À nossa escola podia não fazer diferença…, porque a nossa escola, eu considero, que é uma boa escola (E5a: 70).

Eu acho que é positiva. Porque, assim, as pessoas que estão no exterior, fora da escola, vão reconhecer que temos uma boa escola. Dá para incentivar mais as mães e os pais a trazerem os filhos para a escola (E5b: 70).

Se calhar ajuda a pequenos pormenores que não se notam e ajuda a mudar coisas que podem fazer a diferença (E5c: 70).

A avaliação, considerada como um instrumento muito valioso de informação, surge associada a funções de reforço do controlo social sobre a escola e expõe-se a mecanismos de regulação mercantil, ainda que implícitos.
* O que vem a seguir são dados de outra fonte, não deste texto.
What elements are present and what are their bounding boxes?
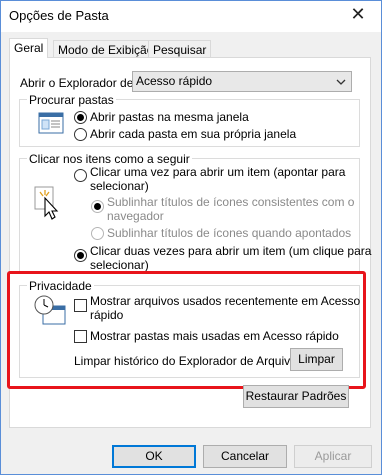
cancel-button[interactable]: Cancelar	[203, 445, 287, 468]
tab-search[interactable]: Pesquisar	[148, 40, 212, 58]
click-items-legend: Clicar nos itens como a seguir	[27, 152, 192, 166]
pointer-icon	[34, 186, 59, 220]
browse-folders-legend: Procurar pastas	[27, 93, 116, 107]
ok-button[interactable]: OK	[112, 445, 196, 468]
underline-browser-label-line2: navegador	[107, 209, 164, 223]
underline-browser-label-line1: Sublinhar títulos de ícones consistentes…	[107, 195, 355, 209]
open-explorer-value: Acesso rápido	[136, 74, 213, 88]
tab-general[interactable]: Geral	[9, 38, 49, 58]
close-icon[interactable]: ✕	[343, 2, 373, 28]
single-click-label-line1: Clicar uma vez para abrir um item (apont…	[90, 165, 346, 179]
radio-same-window-label: Abrir pastas na mesma janela	[90, 110, 249, 124]
radio-own-window[interactable]	[74, 128, 87, 141]
double-click-label-line1: Clicar duas vezes para abrir um item (um…	[90, 244, 372, 258]
tab-view-mode[interactable]: Modo de Exibição	[53, 40, 159, 58]
radio-underline-hover[interactable]	[91, 227, 104, 240]
window-icon	[38, 112, 64, 134]
open-explorer-select[interactable]: Acesso rápido	[132, 71, 352, 92]
radio-double-click[interactable]	[74, 249, 87, 262]
radio-underline-browser[interactable]	[91, 200, 104, 213]
open-explorer-label: Abrir o Explorador de A	[20, 76, 132, 90]
restore-defaults-button[interactable]: Restaurar Padrões	[243, 385, 349, 408]
chevron-down-icon	[336, 79, 346, 85]
window-title: Opções de Pasta	[9, 8, 109, 23]
apply-button[interactable]: Aplicar	[294, 445, 372, 468]
radio-own-window-label: Abrir cada pasta em sua própria janela	[90, 127, 297, 141]
underline-hover-label: Sublinhar títulos de ícones quando apont…	[107, 226, 352, 240]
radio-same-window[interactable]	[74, 111, 87, 124]
privacy-highlight-box	[7, 271, 366, 389]
single-click-label-line2: selecionar)	[90, 179, 149, 193]
radio-single-click[interactable]	[74, 169, 87, 182]
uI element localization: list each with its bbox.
Pelo que foi possível depreender das narrativas dos entrevistados, durante o processo avaliativo, o funcionamento da escola integrou-se dentro dos parâmetros considerados normais, apesar da preocupação e receios sentidos pelos atores devido à presença da equipa inspetiva. Para fazer face a esta situação, os atores da organização adotaram alguns cuidados que pudessem assegurar um ambiente de tranquilidade, de segurança e de qualidade no sentido de mostrar e promover um ambiente considerado normal, contudo não os admitem como mudanças. Os discursos dos intervenientes parecem denunciar satisfação face ao ambiente, logo não se justificava a mudança.